In the archway of the entrance to the building, a brightly colored fresco depicts the Coronation of the Madonna, at the base of which runs an inscription in Syriac praising the Virgin. “The Coronation does not correspond to our traditional iconography”, explains Don Joseph Sfeir. “This image is taken from that of the shrine of Qannoubine in the Kadisha Valley, home of the patriarchs from the fifteenth to the nineteenth century, among the most venerated in Lebanon and the oldest of the Holy Valley”. Immediately below the fresco there is a small replica of the statue of Saint Maron set up last 23 February in an outside niche of St Peter’s Basilica. “The righteous will flourish and grow like the cedar of Lebanon”, says the Psalm inscribed in Aramaic, on the stole of the founder of the Maronite Church. Moving ahead, then, one comes to a large hall at the far end of which can be seen, the throne of the Patriarch where obviously His Beatitude sits on the occasions he finds himself in the Eternal City.

Benedict XVI with the Lebanese president Michel Suleiman and Cardinal Nasrallah Pierre Sfeir, at the unveiling of the statue of Saint Maron in an outside niche of St Peter’s basilica, 23 February 2011 [© Osservatore Romano]

Benedict XVI with the Lebanese president Michel Suleiman and Cardinal Nasrallah Pierre Sfeir, at the unveiling of the statue of Saint Maron in an outside niche of St Peter’s basilica, 23 February 2011 [© Osservatore Romano]

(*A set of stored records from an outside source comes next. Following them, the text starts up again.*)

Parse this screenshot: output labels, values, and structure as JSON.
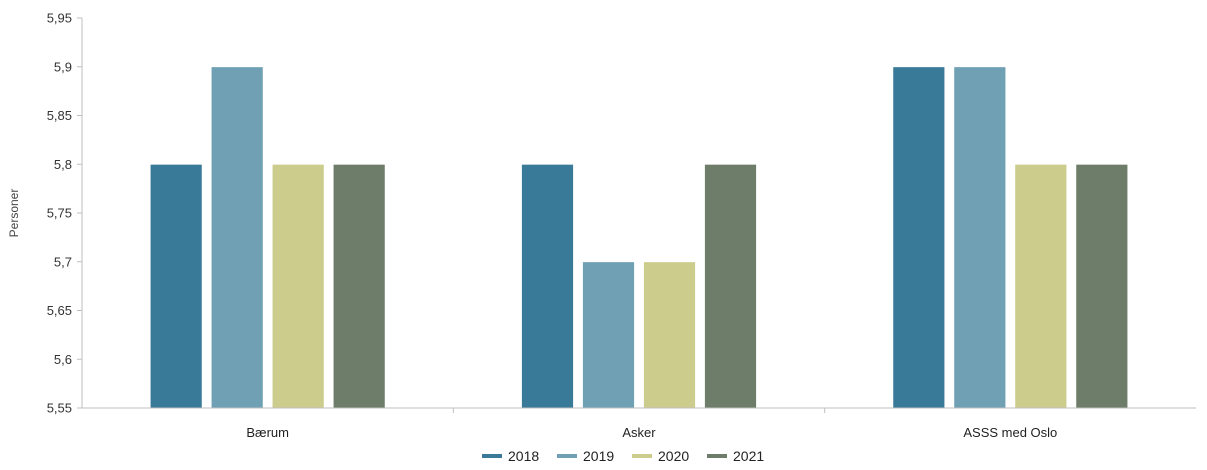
{
  "chart_data": {
    "type": "bar",
    "categories": [
      "Bærum",
      "Asker",
      "ASSS med Oslo"
    ],
    "series": [
      {
        "name": "2018",
        "color": "#3a7a99",
        "values": [
          5.8,
          5.8,
          5.9
        ]
      },
      {
        "name": "2019",
        "color": "#6fa0b4",
        "values": [
          5.9,
          5.7,
          5.9
        ]
      },
      {
        "name": "2020",
        "color": "#cccc8c",
        "values": [
          5.8,
          5.7,
          5.8
        ]
      },
      {
        "name": "2021",
        "color": "#6e7d6a",
        "values": [
          5.8,
          5.8,
          5.8
        ]
      }
    ],
    "ylabel": "Personer",
    "ylim": [
      5.55,
      5.95
    ],
    "yticks": [
      "5,55",
      "5,6",
      "5,65",
      "5,7",
      "5,75",
      "5,8",
      "5,85",
      "5,9",
      "5,95"
    ],
    "grid": false,
    "legend_position": "bottom"
  }
}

On the walls there is a series of portraits of the patriarchs and the most significant figures in Maronite history, all alumni of the Maronite College: the servant of God His Beatitude Stephen El Douaihy, father of Maronite historiography and promoter and supporter of the great religious orders, now on his way to beatification. Then Joseph Simon Assemani, who lived between the seventeenth and eighteenth centuries, the most prestigious representative of the dynasty of the Assemani orientalists who enriched the Vatican Apostolic Library with thousands of volumes of Eastern patristics. And then the portraits of Nasrallah Pierre Sfeir, for twenty-five years – politically extremely dramatic for Lebanon – at the head of the Maronite Church. And very recent photos of Béchara Boutros Raï. “A great pastor, our new patriarch, who has already shown concretely his desire to pacify souls in Lebanon”, says the rector. “As, for example, gathering together, as soon as he was elected, all the representatives of the country’s political forces. Including Hezbollah, a party made up of Lebanese like us. Who certainly didn’t come from outside to occupy us, but managed to defend the land in the last war with Israel in 2006”.

And, speaking of the role of liaison between the Church of Rome and the Maronite Church, we asked if the College had not paradoxically encouraged the Latinization of the ancient Syro-Antiochian rite, not least in the light of the dispatching, in the seventeenth and eighteenth centuries, of the Western religious orders to check on the doctrine and liturgy of the disciples of Saint Maron. “It is clear that, being the only Middle Eastern Church that has always been in communion with Rome, we have undergone a certain assimilation”, says the rector, “mostly however in externals, such as in liturgical vestments, rather than in substance. We have adopted the chasuble. But we saved our Syrian-Antiochian liturgy.” Don Joseph Sfeir is of a slightly different opinion: “Let’s not attribute blame to anyone, God forbid, but the papal legations scrutinized our liturgical texts very closely, one by one. And what in their opinion was not quite in line with the Latin liturgy was burned, destroyed”.

Coming back to today, we finally ask the rector, for a judgment on an issue that many Maronites consider the problem of problems: the emigration of Maronites from Lebanon because of political instability and the population explosion of Muslims: “It would be foolish to deny what’s happening”, he replies. “It must also be said, however, that many of us are going back. And also that many Muslims are leaving. But the fate of the Maronite Church is in the hands of our Lord: He has kept us for sixteen hundred years. If He still wants us there, we’ll stay. What can I say: His will be done”.